Wed. Oct 20th, 2021


Opec and its allies hope they can stick to their existing oil production plan, and will resist calls to curb rising global energy prices to protect the economic recovery when they meet later Monday.

The oil producer group, which has been cooperating with Russia and other countries under the Opec + banner since 2016, agreed this summer to add 400,000 barrels per day production per month to the end of 2022.

But as oil prices traded near a three-year high of $ 80 a barrel, and other energy products, such as natural gas rising to a record level well above the equivalent oil price, the group came under pressure from the US and others to increase production at a faster rate.

The decision could still follow both directions at Monday’s meeting, but people close to the talks said Saudi Arabia – the group’s de facto leader – and other members generally wanted to stick to the existing plan, claiming that oil prices have not risen significantly in recent months, even while other energy commodities have risen.

The group also wants to appear stable and consistent in its decision-making, giving long-term guidance to the oil market, rather than increasing production increases, which may have to reverse if the pandemic leads to renewed restrictions or closures affecting demand in winter.

“While the group is undoubtedly under pressure, the most likely way for them to stick to the plan is,” said Amrita Sen at Energy Aspects, a consultant. ‘The group wants to indicate stability to the market and a clear path for production.

Opec + agreed on record-breaking production cuts last year when demand for oil fell sharply at the peak of closures in the western world.
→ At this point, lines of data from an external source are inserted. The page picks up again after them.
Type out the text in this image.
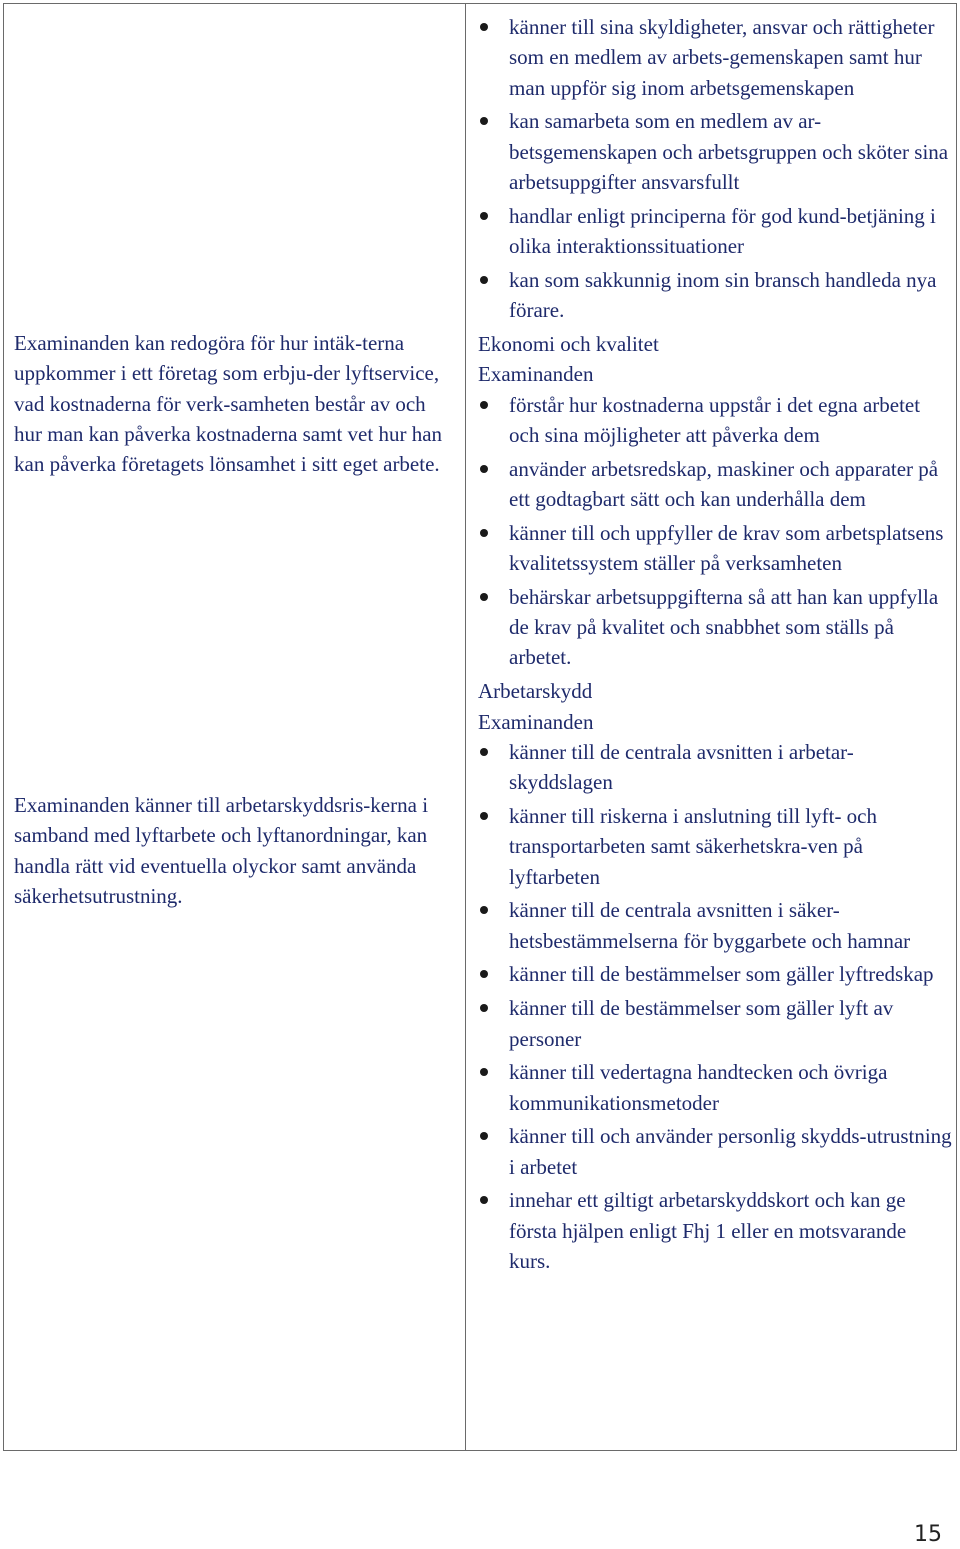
Examinanden kan redogöra för hur intäk-terna uppkommer i ett företag som erbju-der lyftservice, vad kostnaderna för verk-samheten består av och hur man kan påverka kostnaderna samt vet hur han kan påverka företagets lönsamhet i sitt eget arbete.
Examinanden känner till arbetarskyddsris-kerna i samband med lyftarbete och lyftanordningar, kan handla rätt vid eventuella olyckor samt använda säkerhetsutrustning.
känner till sina skyldigheter, ansvar och rättigheter som en medlem av arbets-gemenskapen samt hur man uppför sig inom arbetsgemenskapen
kan samarbeta som en medlem av ar-betsgemenskapen och arbetsgruppen och sköter sina arbetsuppgifter ansvarsfullt
handlar enligt principerna för god kund-betjäning i olika interaktionssituationer
kan som sakkunnig inom sin bransch handleda nya förare.
Ekonomi och kvalitet
Examinanden
förstår hur kostnaderna uppstår i det egna arbetet och sina möjligheter att påverka dem
använder arbetsredskap, maskiner och apparater på ett godtagbart sätt och kan underhålla dem
känner till och uppfyller de krav som arbetsplatsens kvalitetssystem ställer på verksamheten
behärskar arbetsuppgifterna så att han kan uppfylla de krav på kvalitet och snabbhet som ställs på arbetet.
Arbetarskydd
Examinanden
känner till de centrala avsnitten i arbetar-skyddslagen
känner till riskerna i anslutning till lyft- och transportarbeten samt säkerhetskra-ven på lyftarbeten
känner till de centrala avsnitten i säker-hetsbestämmelserna för byggarbete och hamnar
känner till de bestämmelser som gäller lyftredskap
känner till de bestämmelser som gäller lyft av personer
känner till vedertagna handtecken och övriga kommunikationsmetoder
känner till och använder personlig skydds-utrustning i arbetet
innehar ett giltigt arbetarskyddskort och kan ge första hjälpen enligt Fhj 1 eller en motsvarande kurs.
15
But last week, investment firm Goldman Sachs warned that global crude stocks were shrinking at a record pace.

US shale producers also warned that the oil market could not rely on them to increase production quickly this time around, with the majority of companies experiencing pressure from investors to remain cautious after last year’s price crash.

Traders and analysts say there is still some caution ahead of the meeting, as a further boost to production cannot be ruled out, given the pressure the group has experienced, particularly from the White House.

An energy crisis caused by a tight supply of natural gas and coal, which has hit Europe but also increasingly in Asia, including major oil-consuming economies such as China and India, makes the decision even more difficult for the group.

The United Arab Emirates, a close ally of Saudi Arabia, is stronger than some members in increasing production faster, according to people briefed on pre-meeting discussions.

“If Opec + now decides to increase production by only 400 000 b / d in November, geopolitics will almost seem reckless,” says Bjarne Schieldrop, chief product analyst at BEE in Norway.

“The result [will be] that oil prices will rise even higher in a situation where energy consumers around the world are already experiencing high pain due to record high coal and natural gas prices.

One option could be to highlight the production increases planned for later this year, such as increasing production by 800,000 b / d in November, but then interrupting it next month.

Brent crude, the international benchmark, rose 0.25% on Monday at $ 79.50 a barrel, just below the three-year high of $ 80.75 a barrel it reached last week.

U.S. benchmark West Texas Intermediate rose 0.1% at $ 75.97 a barrel.